The International Energy Agency’s (IEA) Energy Efficient End-Use Equipment (4E) Annex on SSL (SSL Annex) works to assist governments of member countries in promoting SSL as an effective means to reduce energy consumption worldwide. Starting in 2011, the SSL Annex launched an initiative that sought to address the lack of a global laboratory performance assessment scheme. This initiative was designed to help support harmonisation of SSL testing around the world. It also represents an attempt to establish a common proficiency test for accreditation programmes aimed at different regional test methods. (Proficiency testing is used to establish whether a lab can be accredited for testing against a specific standard.)
“The output of the SSL Annex and the interlaboratory comparison is very useful for governments and market surveillance authorities around the world” said Dr. Peter Bennich, chairman of the SSL Annex’s Management Committee and representative of the Swedish Energy Agency, one of the Annex’s member countries. “In Europe, for instance, the results are particularly relevant for stage 6 of the ecodesign requirements for lighting. After 2016, LED lighting will be even more prominent.” Dr Bennich added: “When compact fluorescents were introduced, we saw a lot of dissatisfied consumers due to the poor performance of some products. Knowing that we can trust the laboratory tests is at the core of the regulatory and market surveillance work we as a governmental Agency are undertaking. SSL products are part of a global supply chain. And this interlaboratory comparison helps to ensure that we can trust the test results from these 110 laboratories around the world.”

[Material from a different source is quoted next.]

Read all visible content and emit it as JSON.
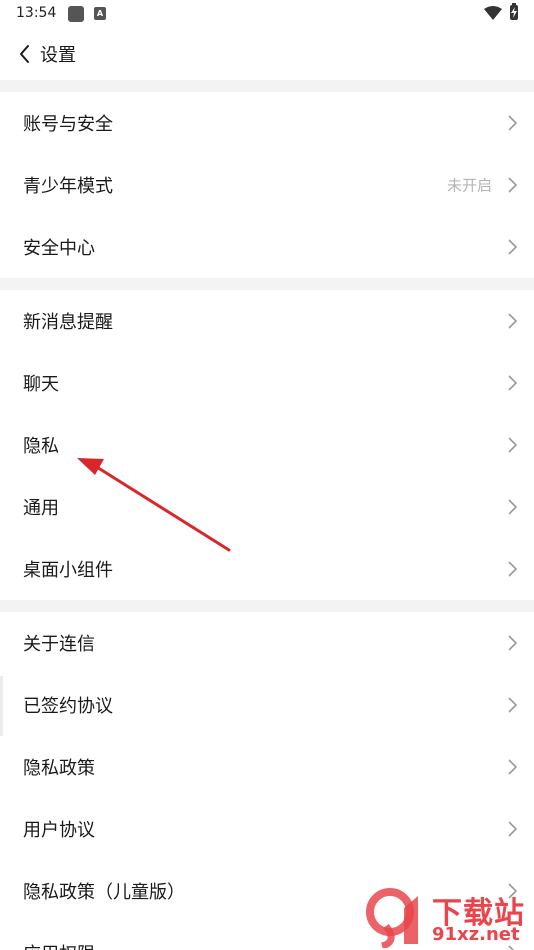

The SSL Annex’s Interlaboratory Comparison 2013 (IC 2013) was conducted between October 2012 and August 2013, and involved 110 laboratories comparing measurements of photometric, colorimetric, and electrical quantities of several different types of SSL products. More than 50 laboratories participated in the study directly while others were ‘linked’ to IC 2013 through existing proficiency test schemes in North America and the Asia Pacific region. The sample of products tested by the laboratories varied slightly, taking into account the most important products in the regional markets – but all test samples included both LED retrofit lamps and luminaires.
The comparison looked at the measured values of luminous flux, luminous efficacy, active power, RMS current, power factor, chromaticity x and y, correlated colour temperature, and colour rendering index. “While most of the laboratories were within the expected levels of agreement, a few extreme outliers were observed which must be caused by problems at the participant laboratories in meeting the requirements in the test method” said Dr Yoshi Ohno at the US National Institute of Standards and Technology (NIST), lead author of the IC2013 report. “Identifying these large deviations by a small group of laboratories demonstrates the importance of proficiency testing, as these laboratories would not have been aware of their problems without participating in IC 2013.”

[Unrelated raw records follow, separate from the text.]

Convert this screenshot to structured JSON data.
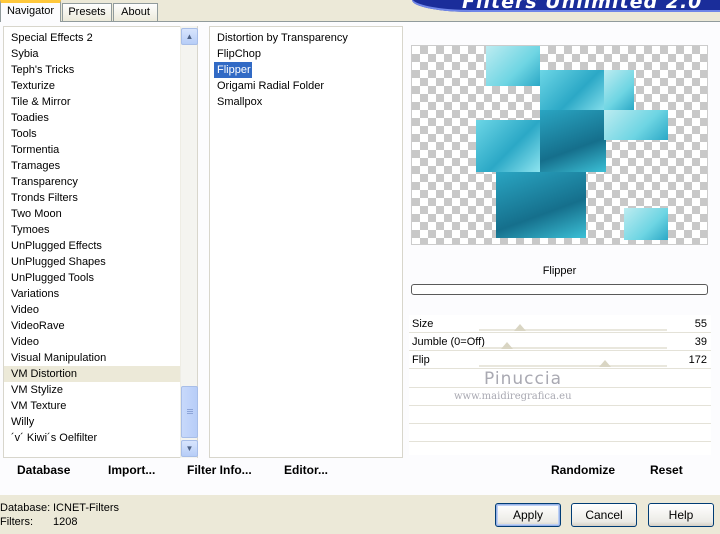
{
  "window": {
    "banner_title": "Filters Unlimited 2.0"
  },
  "tabs": [
    {
      "label": "Navigator",
      "active": true
    },
    {
      "label": "Presets",
      "active": false
    },
    {
      "label": "About",
      "active": false
    }
  ],
  "categories": {
    "items": [
      "Special Effects 2",
      "Sybia",
      "Teph's Tricks",
      "Texturize",
      "Tile & Mirror",
      "Toadies",
      "Tools",
      "Tormentia",
      "Tramages",
      "Transparency",
      "Tronds Filters",
      "Two Moon",
      "Tymoes",
      "UnPlugged Effects",
      "UnPlugged Shapes",
      "UnPlugged Tools",
      "Variations",
      "Video",
      "VideoRave",
      "Video",
      "Visual Manipulation",
      "VM Distortion",
      "VM Stylize",
      "VM Texture",
      "Willy",
      "´v´ Kiwi´s Oelfilter"
    ],
    "selected_index": 21
  },
  "filters": {
    "items": [
      "Distortion by Transparency",
      "FlipChop",
      "Flipper",
      "Origami Radial Folder",
      "Smallpox"
    ],
    "selected_index": 2
  },
  "preview": {
    "filter_name": "Flipper"
  },
  "params": [
    {
      "label": "Size",
      "value": "55",
      "fraction": 0.22
    },
    {
      "label": "Jumble (0=Off)",
      "value": "39",
      "fraction": 0.15
    },
    {
      "label": "Flip",
      "value": "172",
      "fraction": 0.67
    }
  ],
  "watermark": {
    "line1": "Pinuccia",
    "line2": "www.maidiregrafica.eu"
  },
  "panel_buttons": {
    "database": "Database",
    "import": "Import...",
    "filter_info": "Filter Info...",
    "editor": "Editor...",
    "randomize": "Randomize",
    "reset": "Reset"
  },
  "status": {
    "database_label": "Database:",
    "database_value": "ICNET-Filters",
    "filters_label": "Filters:",
    "filters_value": "1208"
  },
  "dialog_buttons": {
    "apply": "Apply",
    "cancel": "Cancel",
    "help": "Help"
  }
}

The results of the electrical measurements identified some issues relating to test equipment and the test method used. This is one of the important issues for LED lighting test methods in use today, and future improvements are expected. The uncertainties reported by the participants were found to have a very large range (often more than two orders of magnitude), and some were significantly underestimated. Still other laboratories did not report uncertainties at all or for any colour quantities (i.e., chromaticity x, y, CCT, CRI).
“The 2013 IC helped us to understand that uncertainty evaluation, especially for colour quantities, is still very difficult for the SSL industry, and reported uncertainties are often not reliable” said Dr Ohno. “Practical methods and tools for uncertainty evaluation of measurements, as well as educational documents and training for the SSL industry on practical uncertainty evaluation are urgently needed.“